Spending a week in Cusco was the biggest decision learning experience I have ever faced. It was then I realised why people pay other people to plan their trips for them.
I thought it was just me, but from talking to the other people in my hostel, and from even watching my friends on Facebook, it’s not just me who is conflicted with decision making.
It spans across my whole life – from people, to places, to careers choices. On an hourly basis I have to make decisions about where, how and with whom I will spend my time (and money).
No matter how much I just try to force myself into a decision so that I can invest my mental energy on other things, I oftentimes cannot rest until the decision *feels right*. Which sucks because I don’t want to spend my valuable time and energy making decisions.
When I tried to figure out what was holding me back, it came down to fear:
Fear of making the wrong decision.
Which is actually ridiculous because we always justify our decisions after the fact.
So instead of focusing on the fear, I decided to do a quick day solution-venting exercise on how to make decisions faster:
Use a deadline: On one occasion I had to make a decision to stay or to go by 9.30pm – that’s when my bus was leaving.
Set a fake deadline: If you don’t need to make the decision now, but you can’t stop thinking about it, simply postpone thinking about it until a set date – e.g “I will decide whether or not to xyz on the 10th December” – and just try to put it out of your mind.
Avoid making plans too far in advance: I’ve found it’s best to leave my options open because my goals change every day, but with some things, like flights, I feel the need to book in advance. I’ve learned recently this isn’t always necessary – sometimes the price will fluctuate by a minor 20 bucks, or even stay the same! So make sure to check and give yourself more time to make that decision.
Set a budget: If you can’t afford it, you can’t do it.
Eliminate options: If the paradox of choice is true, then we should be trying to eliminate options. Ask people to tell you where you shouldn’t go, what you shouldn’t do.

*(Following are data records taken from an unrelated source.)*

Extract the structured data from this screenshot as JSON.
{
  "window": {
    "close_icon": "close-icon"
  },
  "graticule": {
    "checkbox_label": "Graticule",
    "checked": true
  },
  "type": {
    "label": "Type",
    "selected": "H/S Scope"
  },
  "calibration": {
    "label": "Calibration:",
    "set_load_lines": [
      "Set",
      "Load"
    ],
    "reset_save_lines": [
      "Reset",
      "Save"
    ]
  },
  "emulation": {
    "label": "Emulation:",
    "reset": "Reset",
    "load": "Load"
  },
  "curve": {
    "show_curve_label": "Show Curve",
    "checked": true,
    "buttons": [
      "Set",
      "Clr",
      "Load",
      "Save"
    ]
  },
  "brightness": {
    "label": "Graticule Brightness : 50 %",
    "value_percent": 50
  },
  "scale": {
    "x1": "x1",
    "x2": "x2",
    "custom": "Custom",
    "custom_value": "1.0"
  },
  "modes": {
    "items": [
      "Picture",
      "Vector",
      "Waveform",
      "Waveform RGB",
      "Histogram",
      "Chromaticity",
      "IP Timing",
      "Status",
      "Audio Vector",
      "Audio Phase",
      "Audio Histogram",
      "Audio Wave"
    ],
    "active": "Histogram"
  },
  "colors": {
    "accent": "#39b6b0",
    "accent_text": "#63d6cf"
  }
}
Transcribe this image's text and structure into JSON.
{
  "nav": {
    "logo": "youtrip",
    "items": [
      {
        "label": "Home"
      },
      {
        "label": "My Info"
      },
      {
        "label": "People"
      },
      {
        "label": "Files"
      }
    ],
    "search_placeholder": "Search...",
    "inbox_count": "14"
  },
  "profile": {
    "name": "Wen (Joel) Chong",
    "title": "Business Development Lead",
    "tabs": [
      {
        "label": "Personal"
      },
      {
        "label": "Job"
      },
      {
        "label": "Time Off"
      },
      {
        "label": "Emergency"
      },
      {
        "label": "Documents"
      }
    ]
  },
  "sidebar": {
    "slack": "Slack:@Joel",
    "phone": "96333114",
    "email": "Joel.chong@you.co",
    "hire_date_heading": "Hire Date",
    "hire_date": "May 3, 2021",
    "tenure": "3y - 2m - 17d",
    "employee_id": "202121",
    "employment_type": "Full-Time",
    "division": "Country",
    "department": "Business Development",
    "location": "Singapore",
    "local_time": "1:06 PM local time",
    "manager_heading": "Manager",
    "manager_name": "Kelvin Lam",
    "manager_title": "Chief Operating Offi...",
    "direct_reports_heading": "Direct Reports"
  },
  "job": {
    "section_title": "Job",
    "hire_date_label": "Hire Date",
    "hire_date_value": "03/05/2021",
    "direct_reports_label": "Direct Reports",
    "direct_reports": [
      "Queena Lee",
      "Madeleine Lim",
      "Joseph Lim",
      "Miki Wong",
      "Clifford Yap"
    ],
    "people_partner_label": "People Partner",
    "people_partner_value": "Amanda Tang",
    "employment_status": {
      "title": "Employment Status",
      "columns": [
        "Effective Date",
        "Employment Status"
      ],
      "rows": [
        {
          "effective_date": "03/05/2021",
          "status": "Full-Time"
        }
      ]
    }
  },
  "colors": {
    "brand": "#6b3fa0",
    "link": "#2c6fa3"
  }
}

I found myself trying to figure out if Machu Picchu actually sucked so I could just skip it.
Create a deal breaker: In Peru, I wanted to go on a 4 day trek, but I didn’t want to stay in hostels along the way. I wanted to camp. That was my deal breaker – no camping, no trek.
Listen to people with similar values: If the person you are talking to hates trekking, there’s little point in taking her opinion into consideration on what trek to do.
Get happy: When we are unhappy, we are more likely to logically analyze situations instead of relying on our gut instinct. If you find yourself going in circles, eat something sweet, stick a pencil in your mouth to make yourself smile, or talk to a good friend to push your brain back into System 1 where you are less likely to see the flaws in your plan, and more likely to feel hopeful that you are making the right decision. From Daniel Kahneman, Thinking Fast & Slow.
Use the Magic Eight Ball: It may seem silly, but when you get an answer, like “absolutely!”, and your stomach sinks, then you know your real decision.
Still stuck? Then perhaps your decision doesn’t matter –
“Alice came to a fork in the road. ‘Which road do I take?’ she asked.
‘Where do you want to go?’ responded the Cheshire Cat.
‘I don’t know,’ Alice answered.
‘Then,’ said the Cat, ‘it doesn’t matter.”
That, or just go back the way you came:
“When conflicted between two choices, take neither” Nassim Taleb
So how do you make decisions? Do you have any more suggestions?